“陛下。”文华殿外传来木门轻叩的声音。
“进。”陆临川搁下了笔,原本空无一人的门口出现了一名玄衣男子。
“何家与沈家账目上没有往来,沈议明与何家也没有往来。”玄衣男子将一本册子放在了书案上:“沈议明最近出入的地点都在上面写明了,何家人也让人盯梢了。”
陆临川翻开册子粗略浏览了一下,虽说里面记载了近三月沈议明出入的地点,却单调得令人发指。
陆临川不禁有些唏嘘:“人人都说沈议明是沈家捧起来的,沈家一倒巴不得除他后快。这行事风格,倒真不像沈家人。”合起册子放下后,对玄衣男子吩咐道:“林凫,何家那边不必盯梢了,沈家多紧着些。”
林凫闻言点了点头,迈出殿门的一瞬间消失无踪。
“和沈家无关,莫非真如她所言碰巧和我看上了同一本书?”陆临川意味不明地哼了一声,拿起釉里红云龙压手杯细细打量一番,放下道:“符恭,正午去华英宫用膳。”
何妙仪端坐着等待陆临川来解救她饿得发昏的胃,到未时一刻,才见陆临川来。
万事通:“速速行礼!”
“嫔妾拜见陛下,陛下万福金安。”
“平身吧。”
符恭稍稍偏了偏头,身后的宫人将菜肴一道道端上,整个华英宫被笼罩在各色菜肴的香气中。
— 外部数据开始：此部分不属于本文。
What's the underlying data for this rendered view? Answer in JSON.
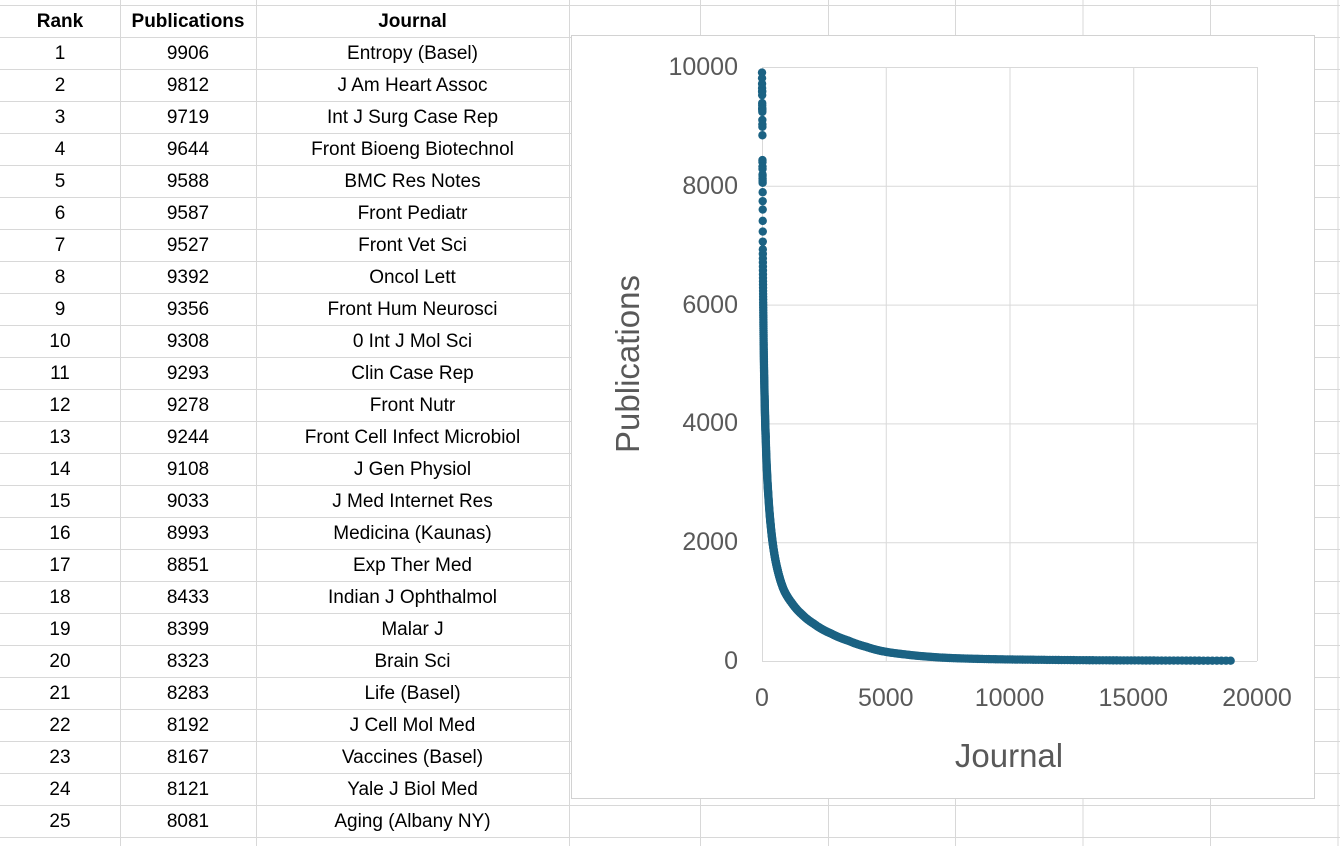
{
  "table": {
    "headers": [
      "Rank",
      "Publications",
      "Journal"
    ],
    "rows": [
      [
        1,
        9906,
        "Entropy (Basel)"
      ],
      [
        2,
        9812,
        "J Am Heart Assoc"
      ],
      [
        3,
        9719,
        "Int J Surg Case Rep"
      ],
      [
        4,
        9644,
        "Front Bioeng Biotechnol"
      ],
      [
        5,
        9588,
        "BMC Res Notes"
      ],
      [
        6,
        9587,
        "Front Pediatr"
      ],
      [
        7,
        9527,
        "Front Vet Sci"
      ],
      [
        8,
        9392,
        "Oncol Lett"
      ],
      [
        9,
        9356,
        "Front Hum Neurosci"
      ],
      [
        10,
        9308,
        "0 Int J Mol Sci"
      ],
      [
        11,
        9293,
        "Clin Case Rep"
      ],
      [
        12,
        9278,
        "Front Nutr"
      ],
      [
        13,
        9244,
        "Front Cell Infect Microbiol"
      ],
      [
        14,
        9108,
        "J Gen Physiol"
      ],
      [
        15,
        9033,
        "J Med Internet Res"
      ],
      [
        16,
        8993,
        "Medicina (Kaunas)"
      ],
      [
        17,
        8851,
        "Exp Ther Med"
      ],
      [
        18,
        8433,
        "Indian J Ophthalmol"
      ],
      [
        19,
        8399,
        "Malar J"
      ],
      [
        20,
        8323,
        "Brain Sci"
      ],
      [
        21,
        8283,
        "Life (Basel)"
      ],
      [
        22,
        8192,
        "J Cell Mol Med"
      ],
      [
        23,
        8167,
        "Vaccines (Basel)"
      ],
      [
        24,
        8121,
        "Yale J Biol Med"
      ],
      [
        25,
        8081,
        "Aging (Albany NY)"
      ]
    ]
  },
  "chart_data": {
    "type": "scatter",
    "title": "",
    "xlabel": "Journal",
    "ylabel": "Publications",
    "xlim": [
      0,
      20000
    ],
    "ylim": [
      0,
      10000
    ],
    "x_ticks": [
      0,
      5000,
      10000,
      15000,
      20000
    ],
    "y_ticks": [
      0,
      2000,
      4000,
      6000,
      8000,
      10000
    ],
    "grid": true,
    "legend": false,
    "marker_color": "#1B6283",
    "gridline_color": "#d9d9d9",
    "axis_text_color": "#595959",
    "description": "Rank-frequency distribution: publications per journal vs journal rank; roughly 19100 journals, steep long-tail decay from 9906 at rank 1 to near 0 at rank 19100",
    "points_top25": [
      [
        1,
        9906
      ],
      [
        2,
        9812
      ],
      [
        3,
        9719
      ],
      [
        4,
        9644
      ],
      [
        5,
        9588
      ],
      [
        6,
        9587
      ],
      [
        7,
        9527
      ],
      [
        8,
        9392
      ],
      [
        9,
        9356
      ],
      [
        10,
        9308
      ],
      [
        11,
        9293
      ],
      [
        12,
        9278
      ],
      [
        13,
        9244
      ],
      [
        14,
        9108
      ],
      [
        15,
        9033
      ],
      [
        16,
        8993
      ],
      [
        17,
        8851
      ],
      [
        18,
        8433
      ],
      [
        19,
        8399
      ],
      [
        20,
        8323
      ],
      [
        21,
        8283
      ],
      [
        22,
        8192
      ],
      [
        23,
        8167
      ],
      [
        24,
        8121
      ],
      [
        25,
        8081
      ]
    ],
    "tail_anchors": [
      [
        26,
        8050
      ],
      [
        29,
        7600
      ],
      [
        32,
        7060
      ],
      [
        33,
        6930
      ],
      [
        40,
        6450
      ],
      [
        50,
        5950
      ],
      [
        65,
        5400
      ],
      [
        85,
        4850
      ],
      [
        110,
        4350
      ],
      [
        150,
        3750
      ],
      [
        200,
        3200
      ],
      [
        270,
        2700
      ],
      [
        360,
        2250
      ],
      [
        480,
        1850
      ],
      [
        650,
        1500
      ],
      [
        900,
        1180
      ],
      [
        1200,
        980
      ],
      [
        1600,
        790
      ],
      [
        2100,
        625
      ],
      [
        2800,
        460
      ],
      [
        3500,
        340
      ],
      [
        4200,
        240
      ],
      [
        4800,
        170
      ],
      [
        5800,
        110
      ],
      [
        6800,
        70
      ],
      [
        7500,
        52
      ],
      [
        8500,
        38
      ],
      [
        9500,
        29
      ],
      [
        11000,
        21
      ],
      [
        12500,
        15
      ],
      [
        14000,
        11
      ],
      [
        16000,
        8
      ],
      [
        18000,
        6
      ],
      [
        19100,
        5
      ]
    ]
  }
}
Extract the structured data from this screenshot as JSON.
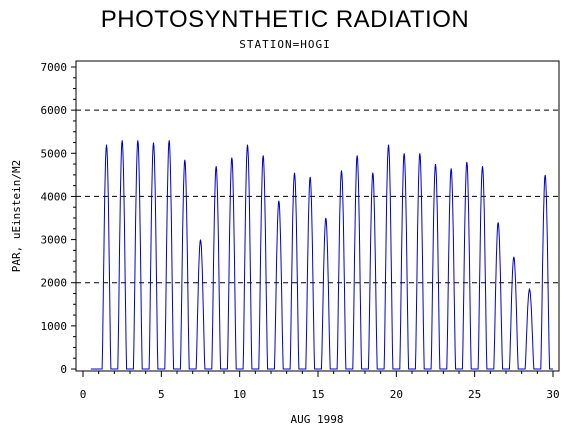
{
  "chart_data": {
    "type": "line",
    "title": "PHOTOSYNTHETIC RADIATION",
    "subtitle": "STATION=HOGI",
    "xlabel": "AUG 1998",
    "ylabel": "PAR, uEinstein/M2",
    "xlim": [
      0,
      30
    ],
    "ylim": [
      0,
      7000
    ],
    "x_ticks": [
      0,
      5,
      10,
      15,
      20,
      25,
      30
    ],
    "y_ticks": [
      0,
      1000,
      2000,
      3000,
      4000,
      5000,
      6000,
      7000
    ],
    "reference_lines": [
      2000,
      4000,
      6000
    ],
    "grid": false,
    "line_color": "#0000cc",
    "series": [
      {
        "daily_peaks": [
          {
            "day": 1,
            "peak": 5200
          },
          {
            "day": 2,
            "peak": 5300
          },
          {
            "day": 3,
            "peak": 5300
          },
          {
            "day": 4,
            "peak": 5250
          },
          {
            "day": 5,
            "peak": 5300
          },
          {
            "day": 6,
            "peak": 4850
          },
          {
            "day": 7,
            "peak": 3000
          },
          {
            "day": 8,
            "peak": 4700
          },
          {
            "day": 9,
            "peak": 4900
          },
          {
            "day": 10,
            "peak": 5200
          },
          {
            "day": 11,
            "peak": 4950
          },
          {
            "day": 12,
            "peak": 3900
          },
          {
            "day": 13,
            "peak": 4550
          },
          {
            "day": 14,
            "peak": 4450
          },
          {
            "day": 15,
            "peak": 3500
          },
          {
            "day": 16,
            "peak": 4600
          },
          {
            "day": 17,
            "peak": 4950
          },
          {
            "day": 18,
            "peak": 4550
          },
          {
            "day": 19,
            "peak": 5200
          },
          {
            "day": 20,
            "peak": 5000
          },
          {
            "day": 21,
            "peak": 5000
          },
          {
            "day": 22,
            "peak": 4750
          },
          {
            "day": 23,
            "peak": 4650
          },
          {
            "day": 24,
            "peak": 4800
          },
          {
            "day": 25,
            "peak": 4700
          },
          {
            "day": 26,
            "peak": 3400
          },
          {
            "day": 27,
            "peak": 2600
          },
          {
            "day": 28,
            "peak": 1850
          },
          {
            "day": 29,
            "peak": 4500
          }
        ]
      }
    ]
  }
}
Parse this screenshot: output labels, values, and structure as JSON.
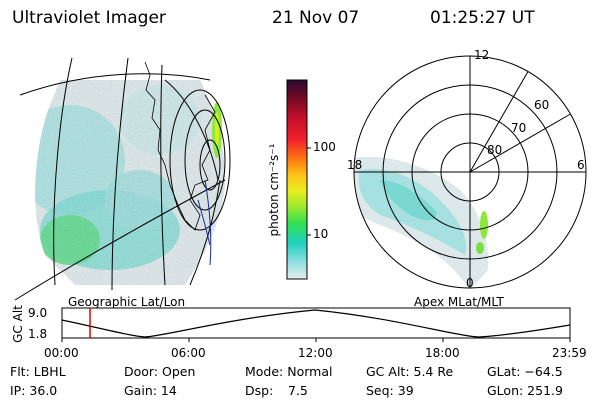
{
  "header": {
    "instrument": "Ultraviolet Imager",
    "date": "21 Nov 07",
    "time": "01:25:27 UT"
  },
  "geo_panel": {
    "label": "Geographic Lat/Lon"
  },
  "colorbar": {
    "unit_label": "photon cm⁻²s⁻¹",
    "ticks": [
      "100",
      "10"
    ],
    "colors": [
      "#2a0a30",
      "#7a0a20",
      "#c8102a",
      "#f0202a",
      "#ff7a10",
      "#ffc41a",
      "#e8ee20",
      "#9ae830",
      "#30e050",
      "#20d0c0",
      "#80dcdc",
      "#d0e8e8"
    ]
  },
  "polar_panel": {
    "label": "Apex MLat/MLT",
    "mlt_labels": [
      "12",
      "18",
      "6",
      "0"
    ],
    "lat_labels": [
      "60",
      "70",
      "80"
    ]
  },
  "altitude_plot": {
    "ylabel": "GC Alt",
    "yticks": [
      "9.0",
      "1.8"
    ],
    "xticks": [
      "00:00",
      "06:00",
      "12:00",
      "18:00",
      "23:59"
    ],
    "marker_color": "#dd0000"
  },
  "info": {
    "row1": {
      "flt": "Flt: LBHL",
      "door": "Door: Open",
      "mode": "Mode: Normal",
      "gcalt": "GC Alt: 5.4 Re",
      "glat": "GLat: −64.5"
    },
    "row2": {
      "ip": "IP: 36.0",
      "gain": "Gain: 14",
      "dsp_label": "Dsp:",
      "dsp_value": "7.5",
      "seq": "Seq: 39",
      "glon": "GLon: 251.9"
    }
  }
}
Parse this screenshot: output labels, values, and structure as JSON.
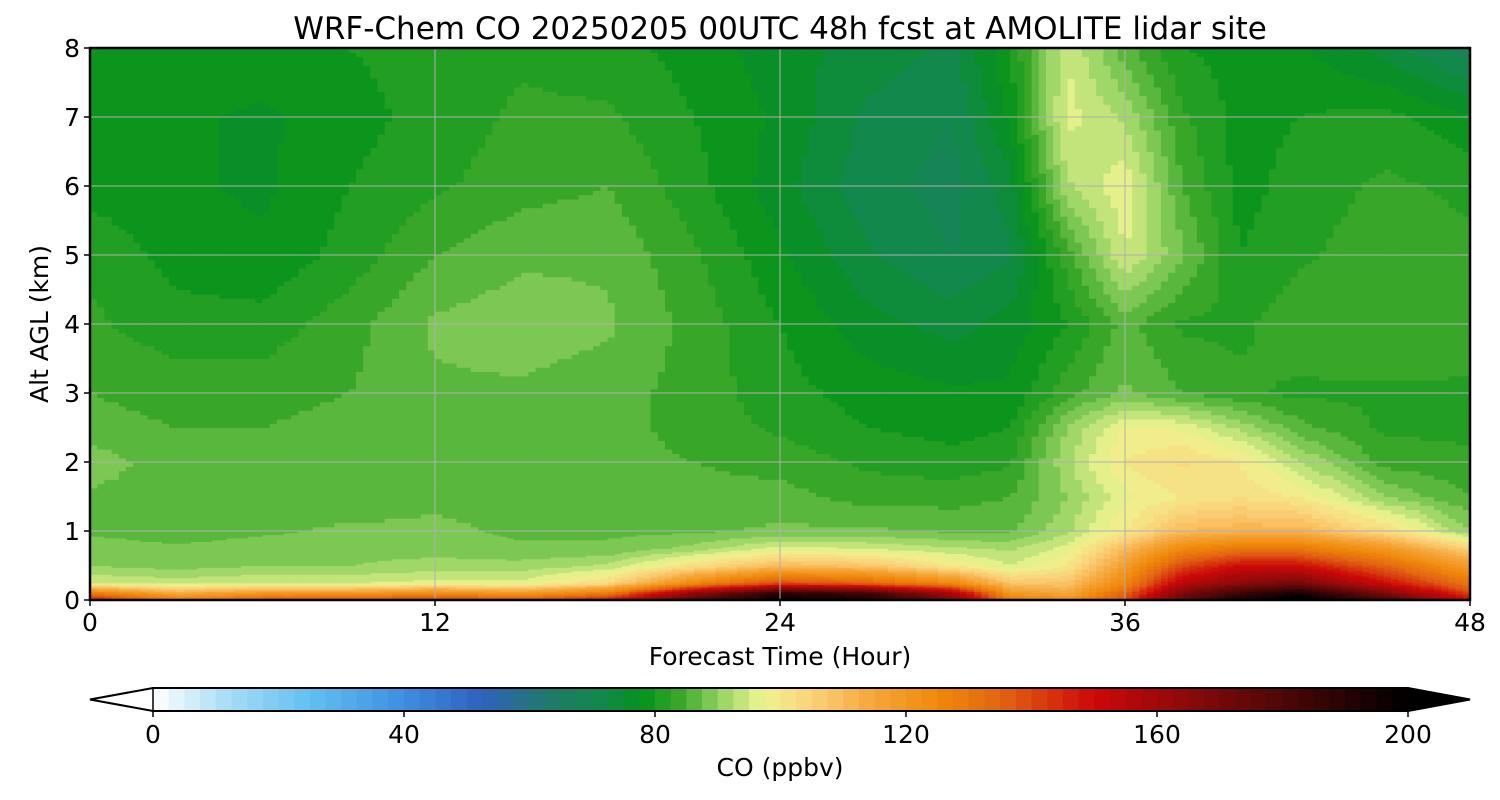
{
  "chart_data": {
    "type": "heatmap",
    "title": "WRF-Chem CO  20250205 00UTC 48h fcst at AMOLITE lidar site",
    "xlabel": "Forecast Time (Hour)",
    "ylabel": "Alt AGL (km)",
    "xlim": [
      0,
      48
    ],
    "ylim": [
      0,
      8
    ],
    "x_ticks": [
      0,
      12,
      24,
      36,
      48
    ],
    "y_ticks": [
      0,
      1,
      2,
      3,
      4,
      5,
      6,
      7,
      8
    ],
    "grid": true,
    "colorbar": {
      "label": "CO  (ppbv)",
      "range": [
        0,
        200
      ],
      "ticks": [
        0,
        40,
        80,
        120,
        160,
        200
      ],
      "extend": "both",
      "under_color": "#ffffff",
      "over_color": "#000000",
      "colormap_stops": [
        {
          "v": 0,
          "c": "#ffffff"
        },
        {
          "v": 12,
          "c": "#a6dcf5"
        },
        {
          "v": 25,
          "c": "#62c0f2"
        },
        {
          "v": 40,
          "c": "#3d8ee0"
        },
        {
          "v": 52,
          "c": "#2f62c0"
        },
        {
          "v": 63,
          "c": "#1f7a6a"
        },
        {
          "v": 72,
          "c": "#12894a"
        },
        {
          "v": 78,
          "c": "#05921a"
        },
        {
          "v": 84,
          "c": "#3aa82a"
        },
        {
          "v": 90,
          "c": "#8fd060"
        },
        {
          "v": 97,
          "c": "#eef590"
        },
        {
          "v": 105,
          "c": "#fbd27a"
        },
        {
          "v": 115,
          "c": "#f5a53a"
        },
        {
          "v": 125,
          "c": "#f08a0a"
        },
        {
          "v": 135,
          "c": "#e26512"
        },
        {
          "v": 150,
          "c": "#cc0808"
        },
        {
          "v": 165,
          "c": "#8a0a0a"
        },
        {
          "v": 185,
          "c": "#3a0505"
        },
        {
          "v": 200,
          "c": "#000000"
        }
      ]
    },
    "field": {
      "x": [
        0,
        3,
        6,
        9,
        12,
        15,
        18,
        21,
        24,
        27,
        30,
        32,
        34,
        36,
        38,
        40,
        42,
        45,
        48
      ],
      "y": [
        0,
        0.1,
        0.25,
        0.5,
        0.75,
        1,
        1.5,
        2,
        2.5,
        3,
        4,
        5,
        6,
        7,
        8
      ],
      "values": [
        [
          150,
          130,
          140,
          140,
          145,
          140,
          150,
          180,
          200,
          195,
          170,
          130,
          125,
          140,
          175,
          195,
          205,
          185,
          150
        ],
        [
          130,
          115,
          120,
          120,
          125,
          120,
          130,
          165,
          190,
          185,
          160,
          120,
          115,
          135,
          170,
          185,
          195,
          170,
          140
        ],
        [
          95,
          94,
          95,
          95,
          96,
          96,
          103,
          125,
          140,
          135,
          125,
          108,
          108,
          125,
          155,
          165,
          170,
          150,
          130
        ],
        [
          90,
          89,
          90,
          90,
          91,
          91,
          93,
          102,
          110,
          108,
          100,
          95,
          100,
          118,
          140,
          150,
          150,
          135,
          118
        ],
        [
          89,
          88,
          89,
          89,
          89,
          88,
          88,
          91,
          96,
          95,
          93,
          92,
          96,
          110,
          125,
          130,
          130,
          120,
          105
        ],
        [
          87,
          86,
          87,
          88,
          88,
          87,
          87,
          87,
          88,
          88,
          87,
          87,
          92,
          100,
          110,
          112,
          112,
          103,
          90
        ],
        [
          87,
          86,
          85,
          86,
          87,
          87,
          86,
          86,
          86,
          84,
          84,
          85,
          90,
          97,
          100,
          102,
          100,
          90,
          85
        ],
        [
          89,
          86,
          85,
          86,
          87,
          87,
          86,
          85,
          84,
          82,
          81,
          82,
          92,
          100,
          103,
          100,
          93,
          84,
          83
        ],
        [
          86,
          85,
          85,
          86,
          87,
          87,
          86,
          84,
          82,
          80,
          79,
          80,
          90,
          98,
          97,
          92,
          86,
          82,
          82
        ],
        [
          85,
          84,
          84,
          85,
          87,
          87,
          86,
          84,
          81,
          79,
          78,
          78,
          84,
          88,
          85,
          83,
          82,
          82,
          82
        ],
        [
          83,
          81,
          81,
          84,
          88,
          89,
          88,
          84,
          80,
          76,
          74,
          76,
          80,
          86,
          82,
          82,
          84,
          85,
          84
        ],
        [
          82,
          79,
          78,
          81,
          85,
          87,
          87,
          83,
          78,
          73,
          70,
          72,
          84,
          95,
          88,
          80,
          82,
          84,
          83
        ],
        [
          79,
          78,
          77,
          80,
          82,
          84,
          85,
          81,
          76,
          71,
          69,
          74,
          92,
          97,
          85,
          79,
          81,
          83,
          82
        ],
        [
          78,
          78,
          77,
          79,
          81,
          83,
          83,
          80,
          77,
          72,
          70,
          78,
          96,
          92,
          83,
          79,
          80,
          81,
          78
        ],
        [
          80,
          80,
          79,
          80,
          81,
          82,
          81,
          79,
          76,
          74,
          72,
          80,
          95,
          86,
          80,
          79,
          78,
          74,
          68
        ]
      ]
    }
  }
}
何妙仪的肚子咕噜地叫了一声,引得陆临川兴趣使然地打量了一眼。
何妙仪猝不及防与他对视上,在陆临川戏谑的视线中低下头去。
这是怎么听到的?
等一桌的菜均被侍膳公公验过后,陆临川拿起筷子开始用膳。
何妙仪饿得发慌,拿起筷子后本性将要爆发,就被系统出声阻止了。
“端正坐姿!”
何妙仪:......
还得是皇帝的日子舒坦。
刚吃下一口黄焖羊肉,何妙仪几欲潸然泪下。
太好吃了太好吃了!何妙仪内心咆哮,顿觉自己不虚此行。
万事通:“不要咀嚼出声!”
何妙仪夹了一筷子口蘑肥鸡,情不自禁地抿嘴舔舐了一下自己的上唇。
万事通:“不要舔嘴唇!”
又是一口清蒸鸭子鹿尾,何妙仪悄悄嗦吧了一下吸饱了汤汁的鸭骨头。
万事通:“不要啃骨头!”
何妙仪被聒噪的万事通烦得想摔筷子,理智还是把她拉了回来。
“检测到您的心率偏高,请问您是生气了吗?”万事通冰冷的机械音变得阴阳怪气:“做好了我就不说你了哟。”
何妙仪的神色千变万化,陆临川一一看在眼里,夹了一筷子粉蒸鸡到她的碟中,末了对她莞尔一笑。
何妙仪受宠若惊,浑身起了一层鸡皮疙瘩,微微颔首:“谢陛下。”
不到一刻钟,陆临川便用完膳,起身要离开。
万事通:“别吃了起来行礼。”
“朕还有要事要处理,何美人不必行礼了,吃便是了。”陆临川轻轻一摆手,带着符恭离开了华英宫。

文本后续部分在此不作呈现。